Exogenous ochronosis is a related manifestation of the same process, but it is not caused by a lack of homogentisic acid oxidase, but rather a gradual and localized inhibition of the enzyme. Homogentisic acid oxidase is blocked (locally) by the topical application of agents known as “phenolic intermediates”. These include hydroquinone, phenol, picric acid, mercury and resorcinol. Antimalarial medicines and other systemic agents containing the “phenolic intermediates”, just listed, may also produce a similar clinical picture of skin discoloration.

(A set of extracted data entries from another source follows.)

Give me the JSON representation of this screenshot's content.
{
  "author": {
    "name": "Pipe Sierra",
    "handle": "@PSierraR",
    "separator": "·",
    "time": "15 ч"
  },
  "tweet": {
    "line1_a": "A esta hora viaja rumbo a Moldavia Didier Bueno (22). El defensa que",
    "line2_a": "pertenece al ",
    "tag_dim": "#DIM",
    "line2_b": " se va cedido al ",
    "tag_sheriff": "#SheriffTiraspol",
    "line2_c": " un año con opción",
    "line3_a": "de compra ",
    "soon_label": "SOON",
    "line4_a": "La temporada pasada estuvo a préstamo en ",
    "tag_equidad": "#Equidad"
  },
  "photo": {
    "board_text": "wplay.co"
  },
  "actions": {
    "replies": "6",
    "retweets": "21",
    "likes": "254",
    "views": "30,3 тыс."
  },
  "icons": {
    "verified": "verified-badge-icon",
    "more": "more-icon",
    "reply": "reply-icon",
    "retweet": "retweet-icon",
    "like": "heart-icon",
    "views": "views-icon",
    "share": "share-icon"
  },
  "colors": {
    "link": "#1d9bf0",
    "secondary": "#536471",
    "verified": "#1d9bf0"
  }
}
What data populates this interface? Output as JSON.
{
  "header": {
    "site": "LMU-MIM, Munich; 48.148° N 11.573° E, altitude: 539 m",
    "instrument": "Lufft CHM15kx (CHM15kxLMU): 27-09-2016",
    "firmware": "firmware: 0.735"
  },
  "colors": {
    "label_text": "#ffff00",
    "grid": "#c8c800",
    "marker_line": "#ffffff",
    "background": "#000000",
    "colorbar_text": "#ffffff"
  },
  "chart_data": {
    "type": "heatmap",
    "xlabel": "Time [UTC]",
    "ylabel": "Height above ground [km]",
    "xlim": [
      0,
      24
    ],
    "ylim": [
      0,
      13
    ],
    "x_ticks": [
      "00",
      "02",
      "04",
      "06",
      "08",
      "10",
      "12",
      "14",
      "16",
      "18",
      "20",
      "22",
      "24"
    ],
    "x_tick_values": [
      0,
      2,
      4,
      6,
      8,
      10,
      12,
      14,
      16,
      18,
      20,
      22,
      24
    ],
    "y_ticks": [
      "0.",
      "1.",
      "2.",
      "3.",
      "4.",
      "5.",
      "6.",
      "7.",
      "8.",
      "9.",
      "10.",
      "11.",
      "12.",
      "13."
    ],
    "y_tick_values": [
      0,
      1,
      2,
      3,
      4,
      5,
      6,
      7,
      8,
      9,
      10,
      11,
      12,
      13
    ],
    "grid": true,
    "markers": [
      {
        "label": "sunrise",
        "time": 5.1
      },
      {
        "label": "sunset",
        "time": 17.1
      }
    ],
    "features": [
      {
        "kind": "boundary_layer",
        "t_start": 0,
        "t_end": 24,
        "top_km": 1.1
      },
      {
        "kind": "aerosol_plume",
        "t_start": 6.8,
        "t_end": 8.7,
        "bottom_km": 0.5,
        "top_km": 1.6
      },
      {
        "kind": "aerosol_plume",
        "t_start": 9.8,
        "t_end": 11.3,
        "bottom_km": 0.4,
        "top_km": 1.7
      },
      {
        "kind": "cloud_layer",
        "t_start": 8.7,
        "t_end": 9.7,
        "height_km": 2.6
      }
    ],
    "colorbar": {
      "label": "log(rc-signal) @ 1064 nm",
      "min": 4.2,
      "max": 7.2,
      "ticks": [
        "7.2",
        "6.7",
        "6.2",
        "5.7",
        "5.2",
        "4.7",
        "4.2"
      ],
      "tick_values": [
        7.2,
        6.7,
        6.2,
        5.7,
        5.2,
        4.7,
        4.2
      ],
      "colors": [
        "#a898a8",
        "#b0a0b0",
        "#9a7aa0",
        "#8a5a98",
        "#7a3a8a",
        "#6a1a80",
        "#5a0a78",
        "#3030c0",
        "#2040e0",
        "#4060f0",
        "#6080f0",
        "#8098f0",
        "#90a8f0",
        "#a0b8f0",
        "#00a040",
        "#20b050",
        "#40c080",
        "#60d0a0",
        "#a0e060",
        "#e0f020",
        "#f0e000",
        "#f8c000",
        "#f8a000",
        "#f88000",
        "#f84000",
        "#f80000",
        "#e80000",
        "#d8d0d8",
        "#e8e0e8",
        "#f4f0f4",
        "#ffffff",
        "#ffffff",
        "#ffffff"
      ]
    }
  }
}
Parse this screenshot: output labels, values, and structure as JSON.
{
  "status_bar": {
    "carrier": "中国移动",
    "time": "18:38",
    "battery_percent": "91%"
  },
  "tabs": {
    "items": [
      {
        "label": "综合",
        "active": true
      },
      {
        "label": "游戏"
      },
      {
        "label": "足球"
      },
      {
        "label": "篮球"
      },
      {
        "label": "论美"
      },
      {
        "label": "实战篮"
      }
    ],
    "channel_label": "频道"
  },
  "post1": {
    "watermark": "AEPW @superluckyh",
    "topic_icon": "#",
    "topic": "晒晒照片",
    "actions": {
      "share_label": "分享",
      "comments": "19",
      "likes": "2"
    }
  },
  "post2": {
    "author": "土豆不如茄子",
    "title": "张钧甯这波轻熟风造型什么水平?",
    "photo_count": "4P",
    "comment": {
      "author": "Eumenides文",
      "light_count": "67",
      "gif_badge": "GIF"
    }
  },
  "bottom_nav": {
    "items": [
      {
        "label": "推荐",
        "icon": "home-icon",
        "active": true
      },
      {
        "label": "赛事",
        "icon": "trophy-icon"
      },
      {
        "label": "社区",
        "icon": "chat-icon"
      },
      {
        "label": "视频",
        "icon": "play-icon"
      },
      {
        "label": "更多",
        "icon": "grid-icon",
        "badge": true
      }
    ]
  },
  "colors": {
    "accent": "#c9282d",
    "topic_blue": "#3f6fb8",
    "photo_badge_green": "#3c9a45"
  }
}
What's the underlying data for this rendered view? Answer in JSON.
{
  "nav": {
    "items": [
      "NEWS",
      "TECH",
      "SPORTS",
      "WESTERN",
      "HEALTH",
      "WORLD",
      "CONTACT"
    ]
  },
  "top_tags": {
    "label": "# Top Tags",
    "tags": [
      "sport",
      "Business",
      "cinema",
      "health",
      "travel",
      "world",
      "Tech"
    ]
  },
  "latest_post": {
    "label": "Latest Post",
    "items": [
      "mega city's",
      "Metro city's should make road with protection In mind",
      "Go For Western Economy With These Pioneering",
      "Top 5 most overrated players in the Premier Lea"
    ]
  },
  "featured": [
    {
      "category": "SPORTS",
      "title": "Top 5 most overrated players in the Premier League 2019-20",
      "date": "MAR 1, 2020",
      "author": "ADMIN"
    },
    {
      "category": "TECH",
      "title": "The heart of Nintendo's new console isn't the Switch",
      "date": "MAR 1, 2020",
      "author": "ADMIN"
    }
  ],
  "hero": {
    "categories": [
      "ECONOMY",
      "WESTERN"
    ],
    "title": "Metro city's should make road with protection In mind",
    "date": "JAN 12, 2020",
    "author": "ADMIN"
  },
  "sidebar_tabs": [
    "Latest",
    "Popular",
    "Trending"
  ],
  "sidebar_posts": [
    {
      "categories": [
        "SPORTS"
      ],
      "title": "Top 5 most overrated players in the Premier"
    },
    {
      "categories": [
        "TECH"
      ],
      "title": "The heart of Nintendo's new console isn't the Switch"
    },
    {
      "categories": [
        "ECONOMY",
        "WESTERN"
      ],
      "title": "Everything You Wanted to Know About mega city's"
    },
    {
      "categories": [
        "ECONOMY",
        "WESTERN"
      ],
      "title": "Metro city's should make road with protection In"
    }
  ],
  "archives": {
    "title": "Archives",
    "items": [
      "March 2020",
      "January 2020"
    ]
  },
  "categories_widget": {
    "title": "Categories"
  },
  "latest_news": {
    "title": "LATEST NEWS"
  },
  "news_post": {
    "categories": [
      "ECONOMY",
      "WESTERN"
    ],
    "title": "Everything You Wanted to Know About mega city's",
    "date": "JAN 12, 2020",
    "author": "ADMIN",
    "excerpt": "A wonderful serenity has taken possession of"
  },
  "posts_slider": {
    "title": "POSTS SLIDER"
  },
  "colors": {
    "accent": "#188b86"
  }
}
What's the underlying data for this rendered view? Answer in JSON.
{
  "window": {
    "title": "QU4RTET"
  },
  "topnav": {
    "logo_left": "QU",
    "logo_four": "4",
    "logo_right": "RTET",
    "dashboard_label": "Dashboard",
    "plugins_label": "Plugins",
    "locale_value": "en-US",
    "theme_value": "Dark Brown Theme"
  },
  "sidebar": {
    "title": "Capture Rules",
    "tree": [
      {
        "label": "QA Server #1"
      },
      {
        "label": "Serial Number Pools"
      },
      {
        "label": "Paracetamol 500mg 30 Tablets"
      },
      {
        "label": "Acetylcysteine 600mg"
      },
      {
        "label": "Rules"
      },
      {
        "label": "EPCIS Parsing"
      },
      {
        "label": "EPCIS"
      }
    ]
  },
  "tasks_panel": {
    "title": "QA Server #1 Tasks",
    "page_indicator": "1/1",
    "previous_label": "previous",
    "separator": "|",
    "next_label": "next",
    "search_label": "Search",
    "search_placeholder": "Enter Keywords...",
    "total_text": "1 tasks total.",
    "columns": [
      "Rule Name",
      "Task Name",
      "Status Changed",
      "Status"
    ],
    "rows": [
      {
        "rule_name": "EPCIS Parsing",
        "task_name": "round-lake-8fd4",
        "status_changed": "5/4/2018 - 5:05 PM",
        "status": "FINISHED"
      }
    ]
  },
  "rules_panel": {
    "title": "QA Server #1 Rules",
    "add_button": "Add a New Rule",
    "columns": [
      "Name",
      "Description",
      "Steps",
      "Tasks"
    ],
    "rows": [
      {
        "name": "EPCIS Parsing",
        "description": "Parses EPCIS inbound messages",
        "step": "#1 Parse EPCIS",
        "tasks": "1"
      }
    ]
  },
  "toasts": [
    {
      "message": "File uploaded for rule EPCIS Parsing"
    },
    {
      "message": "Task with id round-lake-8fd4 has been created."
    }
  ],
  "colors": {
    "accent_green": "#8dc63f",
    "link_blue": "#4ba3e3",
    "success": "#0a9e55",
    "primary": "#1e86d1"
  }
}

Clinically, exogenous ochronosis presents as grey-brown-dark blue-black macules and patches, often associated with melasma on the cheeks, it that was what the hydroquinone was being used to treat. There may be associated confetti-like hypopigmented macules in the area as a result of partially treated melasma, and some reports indicate that there may be hyperpigmented macules and papules around follicular openings seen with dermatoscopy. Erythema, as seen in this case, is often present.

The skin findings of Alkaptonuria (endogenous ochronosis) and exogenous ochronosis are identical under the microscope (banana and oval shaped ochre-colored deposits) as clearly seen in our case’s dermatopathology micrographs, above.

Treatment of exogenous ochronosis is challenging, at best. Discontinuing the hydroquinone containing product may provide some improvement. Various lasers have shown potential but inconsistent results.